Wednesday, November 11, 2015

Camp Heartland Revisited

This is a post from my former blog, Breaking Free. I was limited to only 700 words then, so I thought I would add a little more of my experience there on this one. I will italicize any new material, and will make note of any other editing I may do. Enjoy.

Three weeks before  I left prison I went out on my last Restorative Justice program.  R.J. is generally the only time we left the compound. For about two thirds of my stay at the Challenge Incarceration Program, we would go out into the community once per week to do manual labor in the area of Willow River, MN. We did everything from washing windows at a senior citizens home, to shoveling sand off of the highway after a flood, to digging a trench for insulation around a Habitat for Humanity home. Naturally when It was my turn to leave, I was looking forward to a good day.  Well I got what I asked for.  Nine of us packed all of our gear and headed out to Camp Heartland in Willow River.


It is a very beautiful campground.  I didn’t know anything about the place until I got there.  We piled out of the van and lined up and stood at attention and received our orders for the day. We weren't allowed to look at people, ar move, at all. We were supposed to stand at a military position of attention until told what to do.   It’s almost always some sort of cleaning detail and that is exactly what the plan was for that day.  Then an employee told us who goes there, and why.  Originally it was set up as a retreat for children with H.I.V.  Now it’s for any child with a life threatening  illness.   We were given a brief tour in which he pointed out the cabins we would be cleaning.  They were small but functional and full of dead and living creepy crawly insects.  Nearly all of the beds had a ‘waterproof’ sheet which startled me a little because there’s really only one thing you need that for.  Enough said.  At that point we gathered our supplies and got to work.

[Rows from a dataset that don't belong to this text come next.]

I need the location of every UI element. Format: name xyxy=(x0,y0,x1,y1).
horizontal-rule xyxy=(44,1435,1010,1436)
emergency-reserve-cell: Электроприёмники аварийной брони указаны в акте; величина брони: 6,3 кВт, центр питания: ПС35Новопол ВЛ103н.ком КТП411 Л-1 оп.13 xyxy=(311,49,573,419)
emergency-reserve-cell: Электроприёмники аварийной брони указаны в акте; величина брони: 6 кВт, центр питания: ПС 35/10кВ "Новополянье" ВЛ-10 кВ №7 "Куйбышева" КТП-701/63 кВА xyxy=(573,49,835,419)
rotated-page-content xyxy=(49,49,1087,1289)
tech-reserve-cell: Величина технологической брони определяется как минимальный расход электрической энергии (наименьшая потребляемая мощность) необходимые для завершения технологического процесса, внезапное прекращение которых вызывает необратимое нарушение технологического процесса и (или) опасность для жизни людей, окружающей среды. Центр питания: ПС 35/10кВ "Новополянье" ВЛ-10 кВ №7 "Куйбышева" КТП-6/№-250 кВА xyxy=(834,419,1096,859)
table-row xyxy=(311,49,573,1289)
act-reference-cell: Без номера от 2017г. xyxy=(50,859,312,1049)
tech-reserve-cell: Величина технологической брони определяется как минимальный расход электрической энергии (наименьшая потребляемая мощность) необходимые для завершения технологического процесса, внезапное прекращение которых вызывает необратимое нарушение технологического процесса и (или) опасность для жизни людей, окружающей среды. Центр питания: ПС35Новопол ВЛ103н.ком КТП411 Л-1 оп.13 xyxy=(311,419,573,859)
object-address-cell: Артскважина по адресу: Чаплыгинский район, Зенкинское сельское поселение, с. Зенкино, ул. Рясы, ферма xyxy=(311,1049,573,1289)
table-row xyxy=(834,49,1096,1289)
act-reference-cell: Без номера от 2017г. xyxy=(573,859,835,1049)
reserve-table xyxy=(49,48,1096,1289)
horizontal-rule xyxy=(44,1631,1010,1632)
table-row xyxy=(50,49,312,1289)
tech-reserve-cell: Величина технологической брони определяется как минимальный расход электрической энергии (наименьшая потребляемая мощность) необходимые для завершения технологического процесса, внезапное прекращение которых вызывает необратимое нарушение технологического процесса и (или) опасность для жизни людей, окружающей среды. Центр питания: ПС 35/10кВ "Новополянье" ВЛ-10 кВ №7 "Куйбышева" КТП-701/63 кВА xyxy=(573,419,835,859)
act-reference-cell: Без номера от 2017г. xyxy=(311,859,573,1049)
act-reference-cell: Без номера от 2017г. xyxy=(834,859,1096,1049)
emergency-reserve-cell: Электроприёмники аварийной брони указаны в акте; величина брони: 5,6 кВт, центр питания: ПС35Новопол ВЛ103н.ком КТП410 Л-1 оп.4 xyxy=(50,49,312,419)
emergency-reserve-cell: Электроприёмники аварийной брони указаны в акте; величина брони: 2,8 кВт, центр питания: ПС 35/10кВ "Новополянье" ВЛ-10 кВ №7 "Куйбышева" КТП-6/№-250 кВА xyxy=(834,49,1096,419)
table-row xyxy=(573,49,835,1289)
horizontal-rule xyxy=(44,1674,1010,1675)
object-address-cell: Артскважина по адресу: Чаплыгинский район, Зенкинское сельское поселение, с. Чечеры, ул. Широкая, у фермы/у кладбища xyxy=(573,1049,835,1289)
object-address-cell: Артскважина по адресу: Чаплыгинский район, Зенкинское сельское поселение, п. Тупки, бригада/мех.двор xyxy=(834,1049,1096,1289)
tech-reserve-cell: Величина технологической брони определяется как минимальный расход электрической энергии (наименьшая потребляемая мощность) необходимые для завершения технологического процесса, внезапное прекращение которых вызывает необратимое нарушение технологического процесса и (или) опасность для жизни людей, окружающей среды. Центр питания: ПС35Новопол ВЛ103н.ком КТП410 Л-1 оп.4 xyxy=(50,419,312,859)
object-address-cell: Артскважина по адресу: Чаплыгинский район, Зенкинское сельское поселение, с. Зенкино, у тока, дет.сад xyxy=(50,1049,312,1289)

As is with all places up north, the ground was infested with river rock. And although I definately did my fair share of work, I spent a good amount of time looking for agates. I went into a few different cabins and mopped, dusted, and cleaned windows. All the while conversing with my fellow squad mates about what we thought was going on at this place.
 
After a couple cabins, the officer in charge came and got me and said there was a project inside I could do, so I followed him in and I ended up cleaning a huge sort of room with a stage, costumes everywhere, and lots of muddy footprints. Even as I was writing this next part I don't think I knew what an impact it all had on me.  To back up a little, on the way down to the basement, covering the walls from top to bottom were drawings and kids’ names and dates when they were there. Each brick in the wall had its own personality. Its own colors, name, and sadly, date.    There were thousands of them, and later I would find even more outside.  I kept looking at the walls as I cleaned, and I started to notice other things about them.  And that’s when shit got real.  Next to or on the bricks themselves were little white crosses and dates.  I realized what it meant, and I couldn’t believe how many there were.  I decided to take a little break and wander around and I just kept seeing more names, more dates. This was the first and only time while at C.I.P. that I openly broke the rules by not adhering to the cleaning detail. I was in shock, yet fascinated at the gravity of it all. So many children left their mark, and never saw their brick again. So many other kids left their mark knowing they may never be able to see theirs. How brave they must be to keep battling their terminal illnesses.  I felt emotion for the first time in a while.  I couldn’t believe that all of those kids had been here and left not knowing if they would ever make it back.
It was then that I really felt guilty about how much of my life I had wasted when these kids were dying off left and right.  How could it possibly be fair that I was out dealing drugs and being completely irresponsible in every situation and never got killed along the way while these kids were literally fighting for their lives?  I took some time to read a lot of the writings on the wall.  Every one of them was positive about their situation; little kids who truly appreciated whatever time they were with us in this world.  It is even making me a little misty-eyed as I type this.  I don’t ever pray, and I don’t believe in God, but right there, right then, I said my version of a prayer in my head the words of which only myself and they will ever hear.  I continued to clean.

For over five months I had been eating only prison food which sounds and tastes exactly like prison food.  That day, the employees that were there (there were no kids there when we went) cooked up a feast for us.  All things we hadn’t seen since our sentencing.  We sat around a table and for the first time in years I sat at a table with people and ate.  I ate three brownies for dessert after eating as many fresh vegetables, slices of garlic bread, and I’m drawing a blank on the rest of it but it was amazing, and we all felt like humans that day.

As we were leaving, I saw even more names.  These ones engraved in the sidewalk that circled a water fountain.  All of the had two dates, and I had to walk away after I saw the name of a four year old that had died the day before his birthday. At this point I actually took all of the agates out of my pocket that I had found that day and tossed them gently into the memorial garden. It's all I had, and it wasn't much, but I felt good about giving them these beautiful gems that this earth created.   I can’t waste any more of my life, it’s just not fair to them.

If you ever are looking for a good organization to donate to, I recommend Camp Heartland.  Let them show these kids some fun before they leave us way too soon.

So, I guess I didn't add all that much, but it was pretty powerful to begin with. Someday I would love to go back and do some volunteer work on my own time. There is literally no better cause that I can think of.